Conclusions: In ABSSSI patients, IV/oral delafloxacin monotherapy was noninferior to IV vancomycin + aztreonam combination therapy for both the objective response and the investigator-assessed response at follow-up and late follow-up. Delafloxacin was well tolerated as monotherapy in treatment of ABSSSIs.

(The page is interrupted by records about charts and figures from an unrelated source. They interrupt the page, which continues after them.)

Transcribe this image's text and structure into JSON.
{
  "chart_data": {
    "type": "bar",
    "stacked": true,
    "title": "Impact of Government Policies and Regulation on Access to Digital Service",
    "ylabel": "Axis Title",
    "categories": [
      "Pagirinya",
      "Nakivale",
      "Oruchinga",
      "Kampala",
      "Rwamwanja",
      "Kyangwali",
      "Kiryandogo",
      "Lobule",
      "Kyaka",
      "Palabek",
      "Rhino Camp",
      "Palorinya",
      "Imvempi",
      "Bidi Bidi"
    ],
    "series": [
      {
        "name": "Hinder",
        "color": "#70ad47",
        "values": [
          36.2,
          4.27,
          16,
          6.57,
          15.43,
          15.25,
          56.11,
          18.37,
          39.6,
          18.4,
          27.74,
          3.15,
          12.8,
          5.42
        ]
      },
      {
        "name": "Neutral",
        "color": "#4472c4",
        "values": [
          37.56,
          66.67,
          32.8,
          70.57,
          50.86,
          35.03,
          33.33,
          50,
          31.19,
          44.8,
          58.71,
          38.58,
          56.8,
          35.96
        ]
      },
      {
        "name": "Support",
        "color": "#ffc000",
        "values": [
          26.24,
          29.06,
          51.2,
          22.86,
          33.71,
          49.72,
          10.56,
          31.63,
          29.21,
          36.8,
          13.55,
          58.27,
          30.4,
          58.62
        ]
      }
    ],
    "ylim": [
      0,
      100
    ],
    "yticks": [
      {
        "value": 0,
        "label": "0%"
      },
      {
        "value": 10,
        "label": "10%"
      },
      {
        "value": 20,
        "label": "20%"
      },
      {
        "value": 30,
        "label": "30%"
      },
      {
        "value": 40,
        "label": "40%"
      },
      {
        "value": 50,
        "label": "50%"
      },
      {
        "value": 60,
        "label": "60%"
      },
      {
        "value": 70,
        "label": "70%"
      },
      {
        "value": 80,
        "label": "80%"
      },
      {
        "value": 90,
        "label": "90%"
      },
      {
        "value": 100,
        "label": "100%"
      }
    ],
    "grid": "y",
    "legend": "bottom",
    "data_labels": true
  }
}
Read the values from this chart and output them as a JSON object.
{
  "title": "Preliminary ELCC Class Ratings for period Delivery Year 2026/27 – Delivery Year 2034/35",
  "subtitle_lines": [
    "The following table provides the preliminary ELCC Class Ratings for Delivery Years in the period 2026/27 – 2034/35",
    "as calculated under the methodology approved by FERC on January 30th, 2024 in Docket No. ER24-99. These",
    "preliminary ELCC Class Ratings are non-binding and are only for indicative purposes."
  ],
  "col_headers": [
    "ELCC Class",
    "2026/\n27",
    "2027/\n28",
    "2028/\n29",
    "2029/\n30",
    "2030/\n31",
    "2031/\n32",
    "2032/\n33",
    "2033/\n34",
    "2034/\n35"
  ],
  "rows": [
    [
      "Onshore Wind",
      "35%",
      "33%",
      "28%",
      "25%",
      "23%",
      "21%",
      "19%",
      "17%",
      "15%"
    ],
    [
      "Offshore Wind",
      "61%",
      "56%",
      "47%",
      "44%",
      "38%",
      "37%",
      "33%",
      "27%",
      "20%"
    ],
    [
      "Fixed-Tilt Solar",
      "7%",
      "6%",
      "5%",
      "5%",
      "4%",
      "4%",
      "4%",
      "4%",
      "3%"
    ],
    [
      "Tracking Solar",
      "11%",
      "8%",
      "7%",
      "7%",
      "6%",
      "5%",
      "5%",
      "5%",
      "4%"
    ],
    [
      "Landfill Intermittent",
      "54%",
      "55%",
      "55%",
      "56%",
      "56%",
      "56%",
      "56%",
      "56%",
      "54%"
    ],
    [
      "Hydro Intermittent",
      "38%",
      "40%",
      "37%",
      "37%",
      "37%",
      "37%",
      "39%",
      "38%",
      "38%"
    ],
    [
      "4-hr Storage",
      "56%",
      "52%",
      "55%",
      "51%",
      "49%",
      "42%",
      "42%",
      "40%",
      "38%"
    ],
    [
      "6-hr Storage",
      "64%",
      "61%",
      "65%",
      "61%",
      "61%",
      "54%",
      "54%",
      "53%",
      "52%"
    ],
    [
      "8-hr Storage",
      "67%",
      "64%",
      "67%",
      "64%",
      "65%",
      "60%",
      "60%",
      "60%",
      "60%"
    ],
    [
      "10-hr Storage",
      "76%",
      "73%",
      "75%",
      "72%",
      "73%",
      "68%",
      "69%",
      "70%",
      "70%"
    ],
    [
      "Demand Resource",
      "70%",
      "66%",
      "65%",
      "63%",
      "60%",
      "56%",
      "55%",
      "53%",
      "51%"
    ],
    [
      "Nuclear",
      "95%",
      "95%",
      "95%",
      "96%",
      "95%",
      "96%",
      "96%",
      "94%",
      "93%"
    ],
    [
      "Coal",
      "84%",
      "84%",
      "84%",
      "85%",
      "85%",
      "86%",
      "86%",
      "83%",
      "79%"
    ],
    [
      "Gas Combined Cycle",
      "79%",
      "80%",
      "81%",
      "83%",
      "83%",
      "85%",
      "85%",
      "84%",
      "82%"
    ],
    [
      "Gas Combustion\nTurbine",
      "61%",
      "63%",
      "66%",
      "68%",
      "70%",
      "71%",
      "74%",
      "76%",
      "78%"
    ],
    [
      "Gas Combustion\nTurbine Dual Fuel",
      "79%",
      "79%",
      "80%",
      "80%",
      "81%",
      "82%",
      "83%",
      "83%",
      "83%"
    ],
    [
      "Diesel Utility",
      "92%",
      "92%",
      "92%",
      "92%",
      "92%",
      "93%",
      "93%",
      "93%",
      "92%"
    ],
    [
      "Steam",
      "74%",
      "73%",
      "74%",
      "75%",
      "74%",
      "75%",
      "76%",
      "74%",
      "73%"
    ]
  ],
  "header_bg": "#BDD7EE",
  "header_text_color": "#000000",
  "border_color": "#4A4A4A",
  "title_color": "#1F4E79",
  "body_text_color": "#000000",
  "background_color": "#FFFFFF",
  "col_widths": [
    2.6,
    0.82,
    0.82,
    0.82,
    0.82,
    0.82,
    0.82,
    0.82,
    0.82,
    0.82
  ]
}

Clinical trials registration: NCT01984684.

Figure 1.

Consolidated Standards of Reporting Trials (CONSORT) diagram of patient disposition. Intent-to-treat (ITT) analysis set included all patients who were randomly assigned to treatment. Clinically evaluable (CE) analysis set included all patients in the ITT population who (1) received ≥80% of the total expected doses of the assigned study drug or experienced clinical failure and received ≥4 doses of study drug; (2) did not receive any concomitant, systemic antibacterial therapy with activity against the identified pathogen; and (3) had no major protocol deviations. Microbiological ITT (MITT) analysis set consisted of all patients in the ITT analysis set who had bacterial pathogens known to cause acute bacterial skin and skin structure infections at baseline. Microbiologically evaluable analysis set included all patients in the MITT population who met the criteria established for the CE analysis set. Abbreviations: AE, adverse event; CE, clinically evaluable; FU, follow-up; ITT, intent-to-treat; LFU, late follow-up; ME, microbiologically evaluable; MITT, microbiological intent-to-treat; SAF, safety; TC, telephone call.

Figure 2.

Objective response and investigator-assessed response at follow-up and late follow-up by analysis set, methicillin-resistant Staphylococcus aureus (MRSA) infection at baseline. *Primary endpoint. **The primary efficacy endpoint for the European Medicines Agency submission, and a secondary efficacy endpoint for the US Food and Drug Administration submission. Cure = no remaining signs and symptoms; Improved = some remaining signs and symptoms but no further antibiotics required; Success = Cure + Improved. Abbreviations: CE, clinically evaluable (patients who completed activities as defined in the protocol); CI, confidence interval; DLX, delafloxacin; FU, follow-up; IA, investigator assessed; ITT, intent-to-treat (all patients randomized); LFU, late follow-up; ME, microbiologically evaluable (clinically evaluable patients with eligible pathogen); MRSA, methicillin-resistant Staphylococcus aureus; Van/AZ, vancomycin/aztreonam.